Victims of the 2017 mass shooting in Las Vegas will be remembered during a service in Corona on Saturday to mark the fifth anniversary of the tragedy.
The two-hour candlelight vigil paying tribute and sharing memories of the Route 91 Harvest Country Music Festival victims is scheduled for 7 p.m. at Eagle Glen Park, where the athletic field was dedicated in their memory in 2018.
“The tragedy of Route 91 still resonates with the Corona community and all country music lovers,” according to a city statement. “We mourn and remember several Coronans who lost their lives that day. With this candlelight vigil, the city will remember everyone who lost their lives and the survivors, who still live the trauma of Oct. 1, 2017.”
Thomas Day Jr., 54, a native of the city and co-executive at his family’s construction company, and Chris Roybal, 28, another native and a U.S. Navy combat veteran, were among 58 people gunned down by 64-year-old Stephen Paddock at the festival.

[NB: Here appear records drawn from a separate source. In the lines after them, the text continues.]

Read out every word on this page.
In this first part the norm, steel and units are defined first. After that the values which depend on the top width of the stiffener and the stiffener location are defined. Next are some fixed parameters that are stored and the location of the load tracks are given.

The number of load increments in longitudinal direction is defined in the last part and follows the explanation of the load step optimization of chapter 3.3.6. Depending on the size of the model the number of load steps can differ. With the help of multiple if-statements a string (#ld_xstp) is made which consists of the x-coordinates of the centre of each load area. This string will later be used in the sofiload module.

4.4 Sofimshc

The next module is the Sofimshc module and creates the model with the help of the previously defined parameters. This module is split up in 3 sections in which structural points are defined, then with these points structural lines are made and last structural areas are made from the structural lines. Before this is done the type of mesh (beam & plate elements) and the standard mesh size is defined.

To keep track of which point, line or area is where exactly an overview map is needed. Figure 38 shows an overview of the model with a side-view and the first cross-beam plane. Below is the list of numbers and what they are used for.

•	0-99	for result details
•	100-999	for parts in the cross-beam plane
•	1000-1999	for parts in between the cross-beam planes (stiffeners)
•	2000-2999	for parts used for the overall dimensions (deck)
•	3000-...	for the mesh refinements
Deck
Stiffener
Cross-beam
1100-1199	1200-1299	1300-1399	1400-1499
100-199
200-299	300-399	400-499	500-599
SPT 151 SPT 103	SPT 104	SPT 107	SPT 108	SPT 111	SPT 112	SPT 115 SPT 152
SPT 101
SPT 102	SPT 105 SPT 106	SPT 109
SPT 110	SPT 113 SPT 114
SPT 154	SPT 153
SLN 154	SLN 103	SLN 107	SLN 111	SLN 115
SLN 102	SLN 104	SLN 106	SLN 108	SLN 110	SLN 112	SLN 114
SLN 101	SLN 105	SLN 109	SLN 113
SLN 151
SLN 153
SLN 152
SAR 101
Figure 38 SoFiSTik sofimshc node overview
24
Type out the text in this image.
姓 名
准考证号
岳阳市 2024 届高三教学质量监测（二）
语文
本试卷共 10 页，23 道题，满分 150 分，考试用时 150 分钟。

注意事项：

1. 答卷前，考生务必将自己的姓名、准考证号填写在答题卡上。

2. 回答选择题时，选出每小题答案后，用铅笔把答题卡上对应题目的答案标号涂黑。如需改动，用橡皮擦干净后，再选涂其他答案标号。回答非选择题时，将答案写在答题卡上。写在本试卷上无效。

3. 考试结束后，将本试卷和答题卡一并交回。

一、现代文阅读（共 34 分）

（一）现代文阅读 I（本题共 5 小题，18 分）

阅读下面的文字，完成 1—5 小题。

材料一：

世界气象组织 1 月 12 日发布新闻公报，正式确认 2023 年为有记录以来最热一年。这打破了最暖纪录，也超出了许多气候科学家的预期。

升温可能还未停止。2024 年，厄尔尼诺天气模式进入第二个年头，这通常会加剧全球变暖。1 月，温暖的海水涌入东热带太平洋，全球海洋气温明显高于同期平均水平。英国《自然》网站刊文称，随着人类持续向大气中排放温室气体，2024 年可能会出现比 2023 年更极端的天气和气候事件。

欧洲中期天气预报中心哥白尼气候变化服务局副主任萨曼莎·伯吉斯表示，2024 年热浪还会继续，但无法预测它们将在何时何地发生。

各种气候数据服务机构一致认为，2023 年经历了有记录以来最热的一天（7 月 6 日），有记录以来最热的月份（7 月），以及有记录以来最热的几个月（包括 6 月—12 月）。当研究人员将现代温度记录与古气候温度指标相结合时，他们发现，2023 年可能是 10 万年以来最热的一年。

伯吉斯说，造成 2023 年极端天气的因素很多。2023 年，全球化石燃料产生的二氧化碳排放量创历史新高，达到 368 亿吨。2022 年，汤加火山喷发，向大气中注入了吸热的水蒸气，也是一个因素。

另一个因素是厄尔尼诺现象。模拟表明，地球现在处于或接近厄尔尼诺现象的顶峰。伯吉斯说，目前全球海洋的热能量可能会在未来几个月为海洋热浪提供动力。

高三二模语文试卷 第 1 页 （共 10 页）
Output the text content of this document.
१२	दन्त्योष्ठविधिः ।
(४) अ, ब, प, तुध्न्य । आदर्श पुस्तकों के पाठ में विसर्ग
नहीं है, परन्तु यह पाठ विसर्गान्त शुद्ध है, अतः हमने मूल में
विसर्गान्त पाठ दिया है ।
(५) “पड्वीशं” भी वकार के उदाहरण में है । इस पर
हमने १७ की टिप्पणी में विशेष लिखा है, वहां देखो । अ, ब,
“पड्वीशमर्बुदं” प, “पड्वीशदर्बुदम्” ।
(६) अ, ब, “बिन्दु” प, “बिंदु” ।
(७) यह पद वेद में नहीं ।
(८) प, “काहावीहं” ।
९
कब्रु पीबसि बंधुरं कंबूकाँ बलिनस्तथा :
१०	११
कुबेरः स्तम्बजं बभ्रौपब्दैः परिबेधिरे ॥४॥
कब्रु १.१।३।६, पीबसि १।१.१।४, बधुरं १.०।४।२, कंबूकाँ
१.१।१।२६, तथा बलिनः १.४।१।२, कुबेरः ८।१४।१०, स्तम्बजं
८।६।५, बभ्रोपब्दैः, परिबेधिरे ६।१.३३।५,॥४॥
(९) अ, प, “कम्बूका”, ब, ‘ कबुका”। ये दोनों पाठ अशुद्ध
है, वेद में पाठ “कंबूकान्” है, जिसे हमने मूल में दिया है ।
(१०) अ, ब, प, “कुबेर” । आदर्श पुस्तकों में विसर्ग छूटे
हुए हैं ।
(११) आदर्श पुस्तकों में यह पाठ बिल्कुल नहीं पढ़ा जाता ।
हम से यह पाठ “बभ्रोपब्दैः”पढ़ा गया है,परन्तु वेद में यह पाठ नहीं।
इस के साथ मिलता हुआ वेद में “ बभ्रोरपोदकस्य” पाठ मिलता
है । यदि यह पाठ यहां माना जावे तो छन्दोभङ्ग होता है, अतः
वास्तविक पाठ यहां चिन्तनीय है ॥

A year after the massacre, Clark County Sheriff Joe Lombardo released a 187-page report that provided a narrative of Paddock’s rampage — perpetrated from a room on the 32nd floor of the Mandalay Bay Hotel & Casino — but a possible motive could not be identified.
The killer’s brother, Eric Paddock, told investigators that he believed his sibling was fed up with life and wanted to go out with as much notoriety as possible, according to the report.
Lombardo’s team determined that Paddock was a lone gunman, who did not disclose his intentions to anyone prior to the five-minute shooting spree onto the 15-acre space where roughly 22,000 people were gathered for the festival. Paddock killed himself prior to SWAT officers storming his room, according to authorities.
Over 500 people were injured in the attack, which culminated in a lawsuit that was settled in 2019 between the survivors, families of the slain and MGM Resorts, owner of the hotel.
The $800 million settlement resolved claims that MGM was negligent in allowing the killer to stockpile weapons and ammunition in his hotel room.
Among the plaintiffs was former Riverside County sheriff’s Deputy Jason McMillan, now 40, who was among attendees at the fest and was struck in the upper body during the hail of gunfire, leaving him partially paralyzed.
“The scars and injuries from that night can never be erased,” McMillan said after the settlement was announced. “I’m glad we could reach a resolution that allows us to put this nightmare behind us, so our family can move forward and start focusing on the future.”
Several people wounded in the shooting have since died from health complications.